WHAT SHOULD BE DONE ABOUT EVIDENCE THAT STATINS MAY DELAY ALZHEIMER’S? Julie Zissimopoulos in this article on the Statnews website lays out the difficult options in assessing new possible uses for older drugs which are off-patent. Random controlled trials are very expensive. There might be no way of recovering the expense of the trial. She uses the example of her work in evaluating whether statin drugs can delay the onset of Alzheimer’s. She says:”Some trials testing whether statins could reverse Alzheimer’s failed to produce conclusive evidence. But they did not address whether taking statins decades before Alzheimer’s symptoms arise might prevent the disease.”

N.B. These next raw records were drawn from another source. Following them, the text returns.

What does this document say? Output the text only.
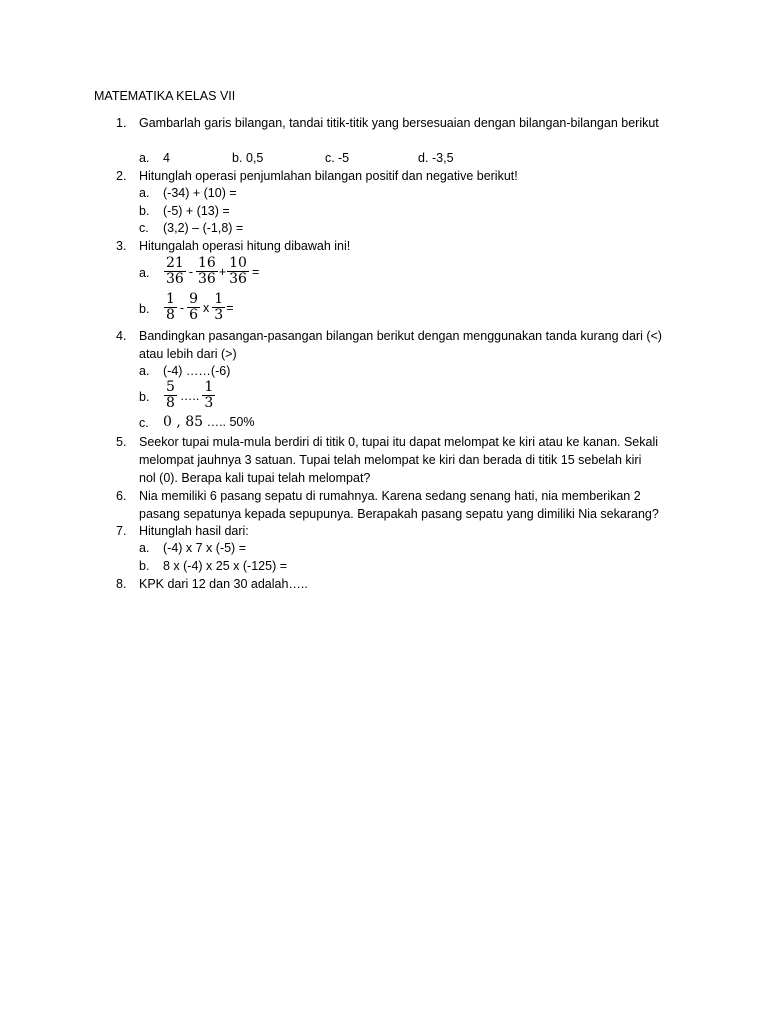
MATEMATIKA KELAS VII
1. Gambarlah garis bilangan, tandai titik-titik yang bersesuaian dengan bilangan-bilangan berikut
a. 4	b. 0,5	c. -5	d. -3,5
2. Hitunglah operasi penjumlahan bilangan positif dan negative berikut!
a. (-34) + (10) =
b. (-5) + (13) =
c. (3,2) – (-1,8) =
3. Hitungalah operasi hitung dibawah ini!
a. $\frac{21}{36} - \frac{16}{36} + \frac{10}{36}$ =
b. $\frac{1}{8} - \frac{9}{6}$ x $\frac{1}{3}$ =
4. Bandingkan pasangan-pasangan bilangan berikut dengan menggunakan tanda kurang dari (<) atau lebih dari (>)
a. (-4) ……(-6)
b. $\frac{5}{8}$ ….. $\frac{1}{3}$
c. 0 , 85 ….. 50%
5. Seekor tupai mula-mula berdiri di titik 0, tupai itu dapat melompat ke kiri atau ke kanan. Sekali melompat jauhnya 3 satuan. Tupai telah melompat ke kiri dan berada di titik 15 sebelah kiri nol (0). Berapa kali tupai telah melompat?
6. Nia memiliki 6 pasang sepatu di rumahnya. Karena sedang senang hati, nia memberikan 2 pasang sepatunya kepada sepupunya. Berapakah pasang sepatu yang dimiliki Nia sekarang?
7. Hitunglah hasil dari:
a. (-4) x 7 x (-5) =
b. 8 x (-4) x 25 x (-125) =
8. KPK dari 12 dan 30 adalah…..
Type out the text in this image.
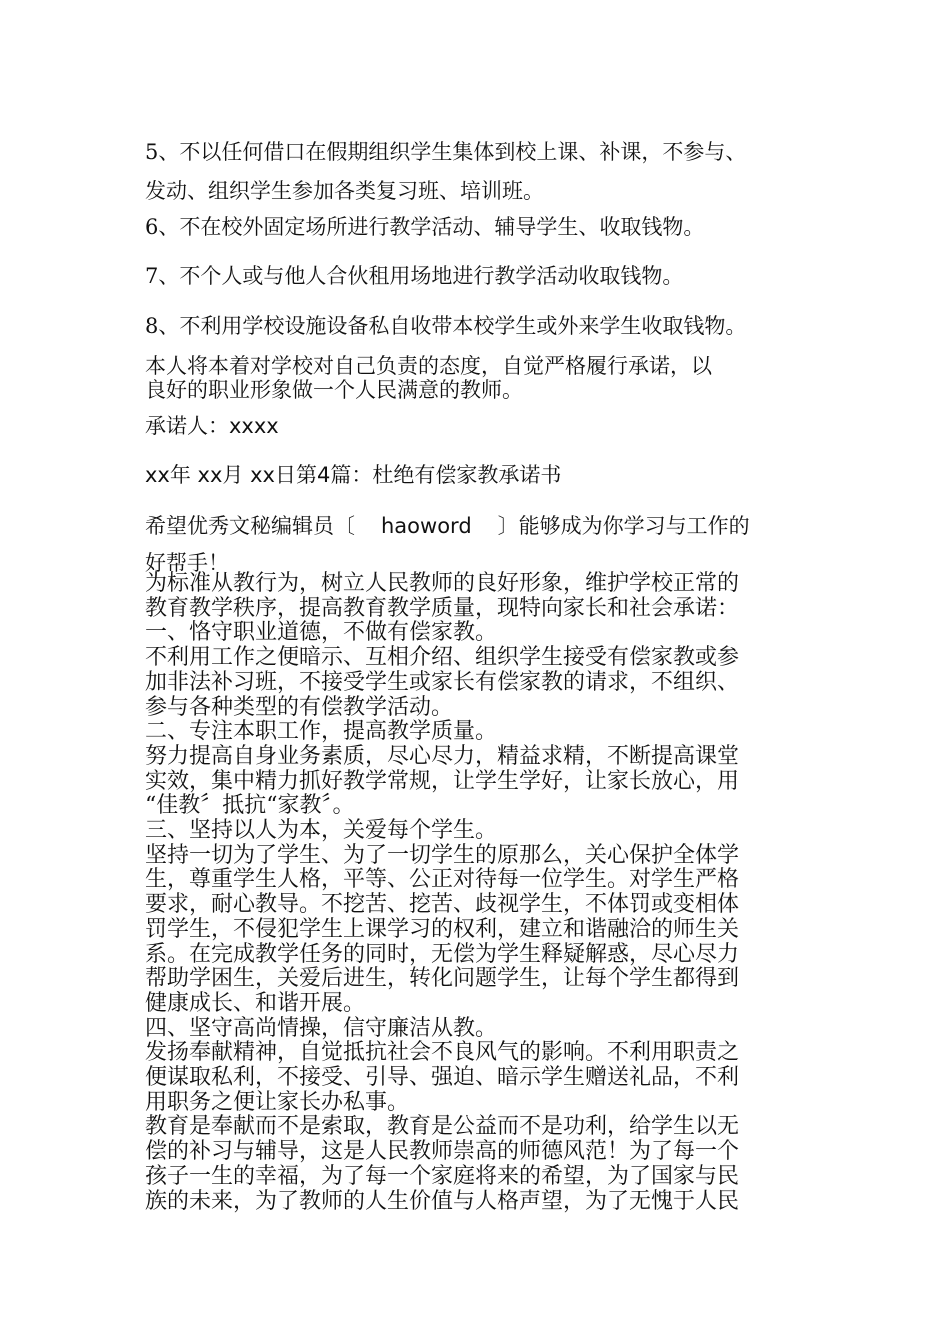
5、不以任何借口在假期组织学生集体到校上课、补课，不参与、
发动、组织学生参加各类复习班、培训班。
6、不在校外固定场所进行教学活动、辅导学生、收取钱物。
7、不个人或与他人合伙租用场地进行教学活动收取钱物。
8、不利用学校设施设备私自收带本校学生或外来学生收取钱物。
本人将本着对学校对自己负责的态度，自觉严格履行承诺，以
良好的职业形象做一个人民满意的教师。
承诺人：xxxx
xx年 xx月 xx日第4篇：杜绝有偿家教承诺书
希望优秀文秘编辑员〔 haoword 〕能够成为你学习与工作的
好帮手！
为标准从教行为，树立人民教师的良好形象，维护学校正常的
教育教学秩序，提高教育教学质量，现特向家长和社会承诺：
一、恪守职业道德，不做有偿家教。
不利用工作之便暗示、互相介绍、组织学生接受有偿家教或参
加非法补习班，不接受学生或家长有偿家教的请求，不组织、
参与各种类型的有偿教学活动。
二、专注本职工作，提高教学质量。
努力提高自身业务素质，尽心尽力，精益求精，不断提高课堂
实效，集中精力抓好教学常规，让学生学好，让家长放心，用
“佳教〞抵抗“家教〞。
三、坚持以人为本，关爱每个学生。
坚持一切为了学生、为了一切学生的原那么，关心保护全体学
生，尊重学生人格，平等、公正对待每一位学生。对学生严格
要求，耐心教导。不挖苦、挖苦、歧视学生，不体罚或变相体
罚学生，不侵犯学生上课学习的权利，建立和谐融洽的师生关
系。在完成教学任务的同时，无偿为学生释疑解惑，尽心尽力
帮助学困生，关爱后进生，转化问题学生，让每个学生都得到
健康成长、和谐开展。
四、坚守高尚情操，信守廉洁从教。
发扬奉献精神，自觉抵抗社会不良风气的影响。不利用职责之
便谋取私利，不接受、引导、强迫、暗示学生赠送礼品，不利
用职务之便让家长办私事。
教育是奉献而不是索取，教育是公益而不是功利，给学生以无
偿的补习与辅导，这是人民教师崇高的师德风范！为了每一个
孩子一生的幸福，为了每一个家庭将来的希望，为了国家与民
族的未来，为了教师的人生价值与人格声望，为了无愧于人民
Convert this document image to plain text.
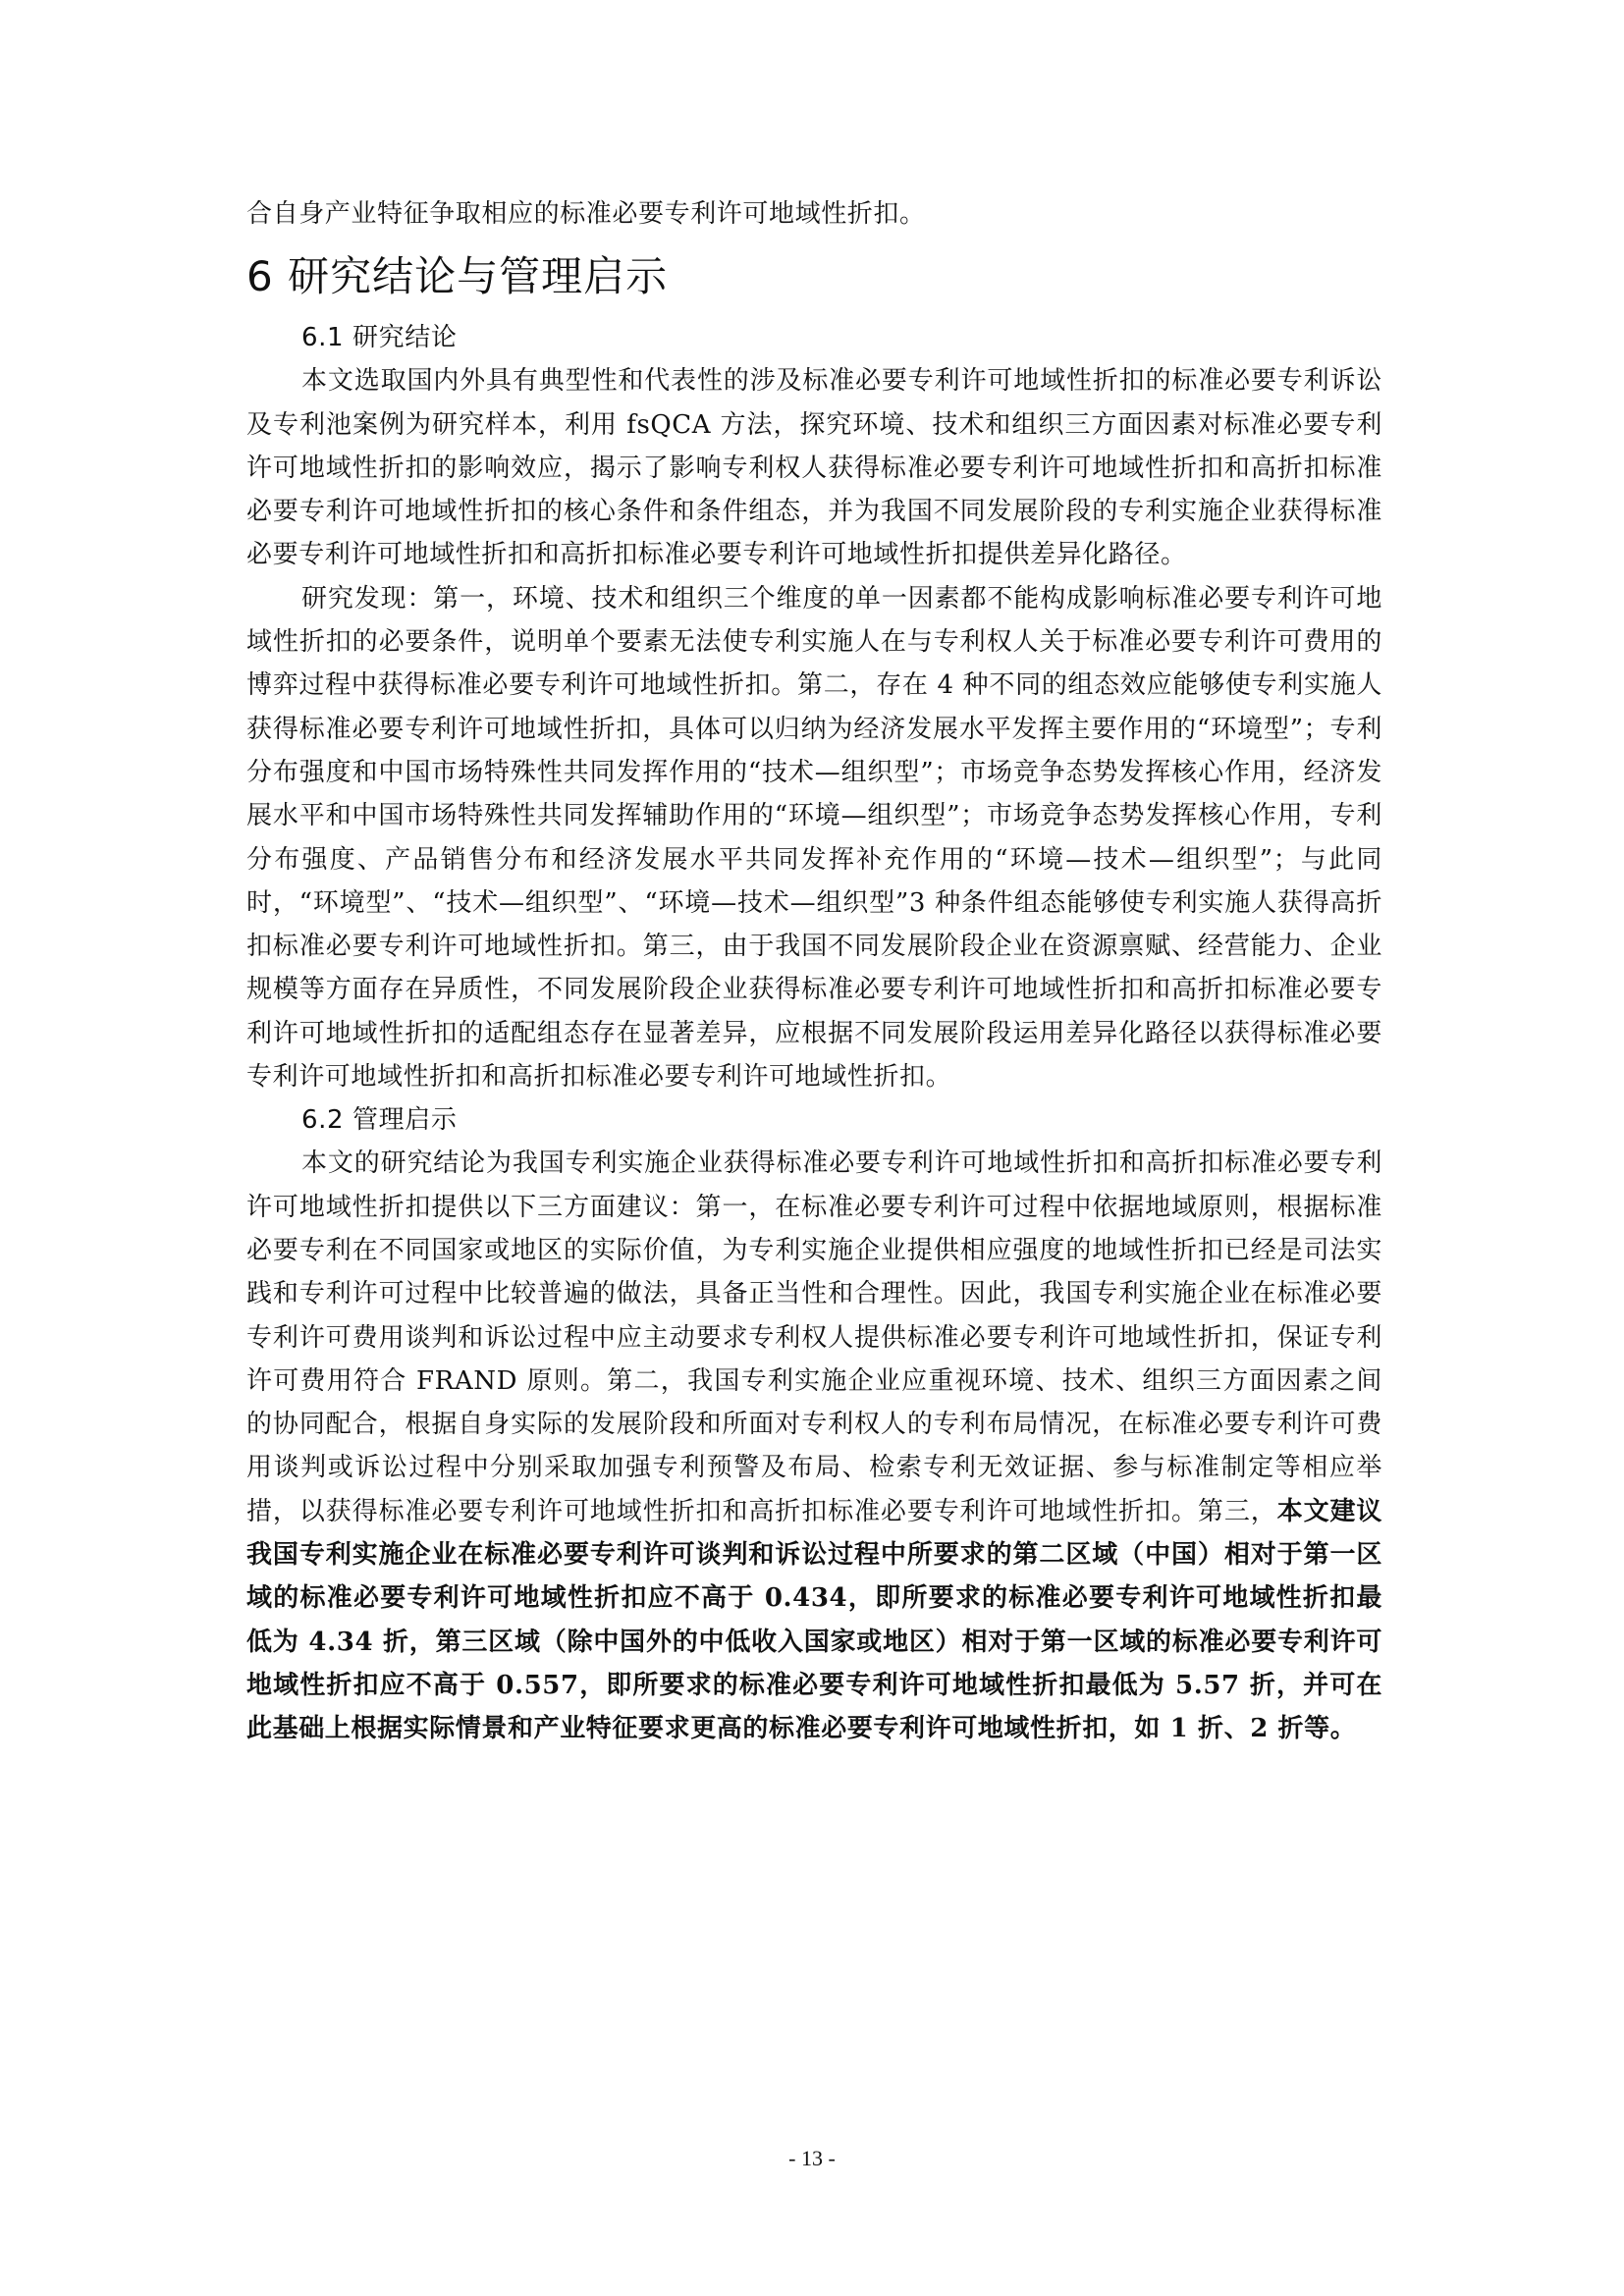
合自身产业特征争取相应的标准必要专利许可地域性折扣。

6 研究结论与管理启示
6.1 研究结论

本文选取国内外具有典型性和代表性的涉及标准必要专利许可地域性折扣的标准必要专利诉讼及专利池案例为研究样本，利用 fsQCA 方法，探究环境、技术和组织三方面因素对标准必要专利许可地域性折扣的影响效应，揭示了影响专利权人获得标准必要专利许可地域性折扣和高折扣标准必要专利许可地域性折扣的核心条件和条件组态，并为我国不同发展阶段的专利实施企业获得标准必要专利许可地域性折扣和高折扣标准必要专利许可地域性折扣提供差异化路径。

研究发现：第一，环境、技术和组织三个维度的单一因素都不能构成影响标准必要专利许可地域性折扣的必要条件，说明单个要素无法使专利实施人在与专利权人关于标准必要专利许可费用的博弈过程中获得标准必要专利许可地域性折扣。第二，存在 4 种不同的组态效应能够使专利实施人获得标准必要专利许可地域性折扣，具体可以归纳为经济发展水平发挥主要作用的“环境型”；专利分布强度和中国市场特殊性共同发挥作用的“技术—组织型”；市场竞争态势发挥核心作用，经济发展水平和中国市场特殊性共同发挥辅助作用的“环境—组织型”；市场竞争态势发挥核心作用，专利分布强度、产品销售分布和经济发展水平共同发挥补充作用的“环境—技术—组织型”；与此同时，“环境型”、“技术—组织型”、“环境—技术—组织型”3 种条件组态能够使专利实施人获得高折扣标准必要专利许可地域性折扣。第三，由于我国不同发展阶段企业在资源禀赋、经营能力、企业规模等方面存在异质性，不同发展阶段企业获得标准必要专利许可地域性折扣和高折扣标准必要专利许可地域性折扣的适配组态存在显著差异，应根据不同发展阶段运用差异化路径以获得标准必要专利许可地域性折扣和高折扣标准必要专利许可地域性折扣。

6.2 管理启示

本文的研究结论为我国专利实施企业获得标准必要专利许可地域性折扣和高折扣标准必要专利许可地域性折扣提供以下三方面建议：第一，在标准必要专利许可过程中依据地域原则，根据标准必要专利在不同国家或地区的实际价值，为专利实施企业提供相应强度的地域性折扣已经是司法实践和专利许可过程中比较普遍的做法，具备正当性和合理性。因此，我国专利实施企业在标准必要专利许可费用谈判和诉讼过程中应主动要求专利权人提供标准必要专利许可地域性折扣，保证专利许可费用符合 FRAND 原则。第二，我国专利实施企业应重视环境、技术、组织三方面因素之间的协同配合，根据自身实际的发展阶段和所面对专利权人的专利布局情况，在标准必要专利许可费用谈判或诉讼过程中分别采取加强专利预警及布局、检索专利无效证据、参与标准制定等相应举措，以获得标准必要专利许可地域性折扣和高折扣标准必要专利许可地域性折扣。第三，本文建议我国专利实施企业在标准必要专利许可谈判和诉讼过程中所要求的第二区域（中国）相对于第一区域的标准必要专利许可地域性折扣应不高于 0.434，即所要求的标准必要专利许可地域性折扣最低为 4.34 折，第三区域（除中国外的中低收入国家或地区）相对于第一区域的标准必要专利许可地域性折扣应不高于 0.557，即所要求的标准必要专利许可地域性折扣最低为 5.57 折，并可在此基础上根据实际情景和产业特征要求更高的标准必要专利许可地域性折扣，如 1 折、2 折等。

- 13 -
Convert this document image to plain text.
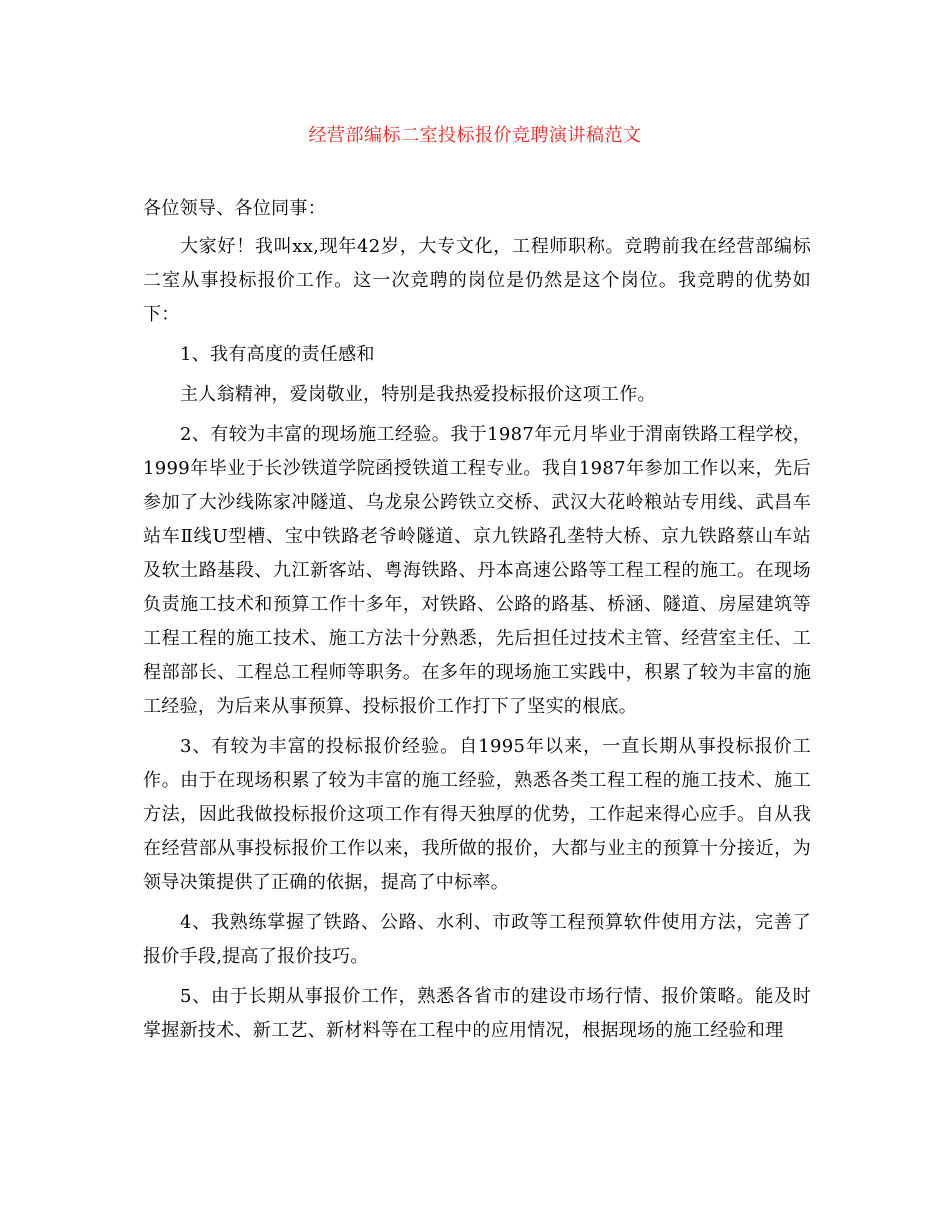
经营部编标二室投标报价竞聘演讲稿范文

各位领导、各位同事：

大家好！我叫xx,现年42岁，大专文化，工程师职称。竞聘前我在经营部编标二室从事投标报价工作。这一次竞聘的岗位是仍然是这个岗位。我竞聘的优势如下：

1、我有高度的责任感和

主人翁精神，爱岗敬业，特别是我热爱投标报价这项工作。

2、有较为丰富的现场施工经验。我于1987年元月毕业于渭南铁路工程学校，1999年毕业于长沙铁道学院函授铁道工程专业。我自1987年参加工作以来，先后参加了大沙线陈家冲隧道、乌龙泉公跨铁立交桥、武汉大花岭粮站专用线、武昌车站车Ⅱ线U型槽、宝中铁路老爷岭隧道、京九铁路孔垄特大桥、京九铁路蔡山车站及软土路基段、九江新客站、粤海铁路、丹本高速公路等工程工程的施工。在现场负责施工技术和预算工作十多年，对铁路、公路的路基、桥涵、隧道、房屋建筑等工程工程的施工技术、施工方法十分熟悉，先后担任过技术主管、经营室主任、工程部部长、工程总工程师等职务。在多年的现场施工实践中，积累了较为丰富的施工经验，为后来从事预算、投标报价工作打下了坚实的根底。

3、有较为丰富的投标报价经验。自1995年以来，一直长期从事投标报价工作。由于在现场积累了较为丰富的施工经验，熟悉各类工程工程的施工技术、施工方法，因此我做投标报价这项工作有得天独厚的优势，工作起来得心应手。自从我在经营部从事投标报价工作以来，我所做的报价，大都与业主的预算十分接近，为领导决策提供了正确的依据，提高了中标率。

4、我熟练掌握了铁路、公路、水利、市政等工程预算软件使用方法，完善了报价手段,提高了报价技巧。

5、由于长期从事报价工作，熟悉各省市的建设市场行情、报价策略。能及时掌握新技术、新工艺、新材料等在工程中的应用情况，根据现场的施工经验和理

Dr. Zissimopoulos and two colleagues looked through Medicare claims of 400,000 men and women who used a statin but who did not have Alzheimer’s before 2009 and followed them for four years. Women with high statin use were 15 percent less likely, and men 12 percent less likely, to have been diagnosed with Alzheimer’s each year compared to individuals with little or no use of a statin.
A sample of 400,000 is a large sample, but, as Dr. Zissimopoulos points out,” because the study was not a randomized clinical trial, it does not provide the kind of cause-and-effect evidence about statins and Alzheimer’s disease the FDA needs to approve a new use for statins.”
A clinical trial would be expensive and would take a long time. And a proper random sample would be much smaller than the inadequately constructed sample of 400,000.